Revista Acontece Sul

Vamos ter um bebê...E Agora??????

em Diversos - segunda, 05 de maio de 2014


A chegada de um filho é sempre rodeada de muitas expectativas na vida do casal. É o momento em que felicidade, ansiedade e temores se misturam às dúvidas mais comuns sobre o assunto. Mãe de primeira viagem enfrenta um universo de incertezas sobre amamentação, sono, repouso, berço, roupas, banho, novas reações no bebê, entre muitas outras.
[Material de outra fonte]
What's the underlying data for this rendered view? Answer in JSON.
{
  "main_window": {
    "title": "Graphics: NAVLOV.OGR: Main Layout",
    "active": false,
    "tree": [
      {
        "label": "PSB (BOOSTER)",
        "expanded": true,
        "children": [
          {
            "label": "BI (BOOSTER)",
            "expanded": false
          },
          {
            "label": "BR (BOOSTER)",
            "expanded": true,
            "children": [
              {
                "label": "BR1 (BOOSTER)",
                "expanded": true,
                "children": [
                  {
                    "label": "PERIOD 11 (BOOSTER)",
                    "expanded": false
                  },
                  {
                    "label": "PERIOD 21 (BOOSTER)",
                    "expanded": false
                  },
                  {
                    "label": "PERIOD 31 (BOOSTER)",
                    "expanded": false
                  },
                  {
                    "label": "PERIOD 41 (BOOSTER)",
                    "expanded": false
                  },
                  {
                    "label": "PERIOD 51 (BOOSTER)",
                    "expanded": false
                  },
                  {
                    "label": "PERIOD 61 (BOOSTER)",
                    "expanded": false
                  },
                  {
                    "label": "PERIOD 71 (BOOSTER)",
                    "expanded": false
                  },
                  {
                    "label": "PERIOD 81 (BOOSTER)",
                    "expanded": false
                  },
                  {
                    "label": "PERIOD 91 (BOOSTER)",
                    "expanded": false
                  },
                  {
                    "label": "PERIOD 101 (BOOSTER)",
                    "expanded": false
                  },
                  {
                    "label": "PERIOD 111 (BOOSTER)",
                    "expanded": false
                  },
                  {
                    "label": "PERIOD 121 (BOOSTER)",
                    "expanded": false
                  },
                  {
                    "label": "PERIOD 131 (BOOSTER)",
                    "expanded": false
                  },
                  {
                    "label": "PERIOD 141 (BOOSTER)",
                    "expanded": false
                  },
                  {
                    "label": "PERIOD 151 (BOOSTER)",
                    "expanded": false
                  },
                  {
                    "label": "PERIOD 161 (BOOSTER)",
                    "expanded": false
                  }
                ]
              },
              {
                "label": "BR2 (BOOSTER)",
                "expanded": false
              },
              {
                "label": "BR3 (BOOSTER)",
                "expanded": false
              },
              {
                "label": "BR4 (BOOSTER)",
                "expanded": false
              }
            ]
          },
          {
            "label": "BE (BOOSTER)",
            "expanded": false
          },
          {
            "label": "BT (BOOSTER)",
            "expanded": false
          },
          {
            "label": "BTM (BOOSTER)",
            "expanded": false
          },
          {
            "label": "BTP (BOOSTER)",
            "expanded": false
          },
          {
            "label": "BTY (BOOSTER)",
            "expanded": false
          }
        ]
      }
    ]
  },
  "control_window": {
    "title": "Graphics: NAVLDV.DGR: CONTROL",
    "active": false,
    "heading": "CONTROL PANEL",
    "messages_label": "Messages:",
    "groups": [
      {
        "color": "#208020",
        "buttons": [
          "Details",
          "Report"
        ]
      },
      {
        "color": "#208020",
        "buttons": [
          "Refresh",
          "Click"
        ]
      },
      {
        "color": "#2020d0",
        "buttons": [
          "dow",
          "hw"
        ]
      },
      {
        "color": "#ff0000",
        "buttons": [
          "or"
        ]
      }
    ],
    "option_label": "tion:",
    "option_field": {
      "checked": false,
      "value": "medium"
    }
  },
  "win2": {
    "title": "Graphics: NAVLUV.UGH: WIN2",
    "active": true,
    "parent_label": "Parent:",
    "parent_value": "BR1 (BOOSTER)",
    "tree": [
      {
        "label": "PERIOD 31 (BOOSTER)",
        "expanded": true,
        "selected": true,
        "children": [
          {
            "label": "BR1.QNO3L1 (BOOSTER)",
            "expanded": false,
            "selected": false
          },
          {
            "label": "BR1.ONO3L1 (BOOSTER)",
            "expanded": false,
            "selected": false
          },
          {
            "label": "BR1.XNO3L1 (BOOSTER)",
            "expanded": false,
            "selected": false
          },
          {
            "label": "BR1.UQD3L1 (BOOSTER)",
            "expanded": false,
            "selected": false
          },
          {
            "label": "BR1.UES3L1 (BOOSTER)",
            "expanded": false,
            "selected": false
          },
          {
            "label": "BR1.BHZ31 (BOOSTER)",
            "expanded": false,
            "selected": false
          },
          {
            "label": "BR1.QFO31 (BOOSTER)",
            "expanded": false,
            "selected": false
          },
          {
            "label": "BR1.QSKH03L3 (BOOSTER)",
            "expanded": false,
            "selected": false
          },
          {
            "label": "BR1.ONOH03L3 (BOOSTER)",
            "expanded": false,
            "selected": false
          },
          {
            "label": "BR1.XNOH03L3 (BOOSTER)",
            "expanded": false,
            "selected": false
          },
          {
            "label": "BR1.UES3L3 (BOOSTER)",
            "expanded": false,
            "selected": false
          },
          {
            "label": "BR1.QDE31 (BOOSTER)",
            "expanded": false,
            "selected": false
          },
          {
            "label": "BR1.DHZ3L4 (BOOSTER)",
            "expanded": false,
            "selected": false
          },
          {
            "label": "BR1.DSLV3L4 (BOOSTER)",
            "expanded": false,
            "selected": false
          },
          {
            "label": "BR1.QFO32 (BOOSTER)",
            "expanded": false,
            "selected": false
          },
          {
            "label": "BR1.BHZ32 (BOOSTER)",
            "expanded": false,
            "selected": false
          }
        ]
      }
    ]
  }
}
E como quase toda mulher tem amiga, avó, mãe e tia para dar conselhos, pronto! - surgem novas dúvidas e conflitos internos, que só se multiplicam em diferentes períodos: 

 

GESTAÇÃO

Quais os sintomas físicos e mudanças emocionais?

Será menino ou menina?

E se a gravidez não foi planejada?

Bebês especiais

Preparativos para o parto e chegada do bebê

Relação com o bebê: emoções e desafios

Perda do bebê

 


PÓS GESTAÇÃO

Função paterna e materna

Amamentação

Cólica ou fome?

Filhos de outras relações

Novos papéis dos membros da família

E eu, mulher, como fico nesta história? 

A depressão pós parto

Manutenção do casal: libido e desejos

Principais cuidados com o bebê

 

 


Diante dessas e outras dúvidas, podemos pensar que o fato de a gravidez durar nove meses é uma bênção, pois nesse período ganhamos tempo para lidar com a ideia de um novo membro na família. Cada novo bebê é único, assim como cada gestação ou período de vida do casal, e quase todos os pais precisam tentar ajustar algum conflito entre ou dentro deles. Como por exemplo, no relacionamento com pais, irmãos e, claro, com o(a) parceiro(a). Tudo isso influenciará no conceito e na prática do que é tornar-se mãe/pai.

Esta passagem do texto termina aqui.